Re: [problem] raid performance loss with 2.6.26-rc8 on 32-bit x86 (bisected)

From: Mel Gorman
Date: Tue Jul 01 2008 - 04:09:34 EST


(Christoph's address corrected and Andys added to cc)

On (30/06/08 18:57), Dan Williams didst pronounce:
> Hello,
>
> Prompted by a report from a user I have bisected a performance loss
> apparently introduced by commit 54a6eb5c (mm: use two zonelist that are
> filtered by GFP mask). The test is simple sequential writes to a 4 disk
> raid5 array. Performance should be about 20% greater than 2.6.25 due to
> commit 8b3e6cdc (md: introduce get_priority_stripe() to improve raid456
> write performance).

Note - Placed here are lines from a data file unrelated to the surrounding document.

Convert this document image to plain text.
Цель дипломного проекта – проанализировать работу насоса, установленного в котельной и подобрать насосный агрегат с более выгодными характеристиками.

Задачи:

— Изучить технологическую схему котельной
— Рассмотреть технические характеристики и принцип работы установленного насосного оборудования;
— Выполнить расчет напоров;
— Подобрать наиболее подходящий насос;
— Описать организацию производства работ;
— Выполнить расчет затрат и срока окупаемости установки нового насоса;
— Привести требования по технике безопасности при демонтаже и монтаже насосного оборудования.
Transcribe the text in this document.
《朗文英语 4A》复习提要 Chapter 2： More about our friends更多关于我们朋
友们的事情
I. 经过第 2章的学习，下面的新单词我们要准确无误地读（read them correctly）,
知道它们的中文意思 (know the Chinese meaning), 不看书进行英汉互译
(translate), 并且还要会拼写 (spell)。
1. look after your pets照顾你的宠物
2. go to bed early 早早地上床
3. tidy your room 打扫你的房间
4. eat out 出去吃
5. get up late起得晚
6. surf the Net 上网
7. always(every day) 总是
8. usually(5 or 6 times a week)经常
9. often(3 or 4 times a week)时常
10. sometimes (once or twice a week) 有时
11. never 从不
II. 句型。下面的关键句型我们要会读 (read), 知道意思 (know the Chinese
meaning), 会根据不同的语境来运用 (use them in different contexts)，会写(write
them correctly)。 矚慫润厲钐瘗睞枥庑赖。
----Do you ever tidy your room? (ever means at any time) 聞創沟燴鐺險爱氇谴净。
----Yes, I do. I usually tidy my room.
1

The sample data below shows sporadic performance
> starting at 54a6eb5c. The '+' indicates where I hand applied 8b3e6cdc.
>
> revision 2.6.25.8-fc8 2.6.25.9+ dac1d27b+ 18ea7e71+ 54a6eb5c+ 2.6.26-rc1 2.6.26-rc8
> 138 168 169 167 177 149 144
> 140 168 172 170 109 138 142
> 142 165 169 164 119 138 129
> 144 168 169 171 120 139 135
> 142 165 174 166 165 122 154
> MB/s (avg) 141 167 171 168 138 137 141
> % change 0% 18% 21% 19% -2% -3% 0%
> result base good good good [bad] bad bad
>

That is not good at all as this patch is not a straight-forward revert but
the second time it's come under suspicion.

> Notable observations:
> 1/ This problem does not reproduce when ARCH=x86_64, i.e. 2.6.26-rc8 and
> 54a6eb5c show consistent performance at 170MB/s.

I'm very curious as to why this doesn't affect x86_64. HIGHMEM is one
possibility if GFP_KERNEL is a major factor and it has to scan over the
unusable zone a lot. However, another remote possibility is that many function
calls are more expensive on x86 than on x86_64 (this is a wild guess based
on the registers available). Spectulative patch is below.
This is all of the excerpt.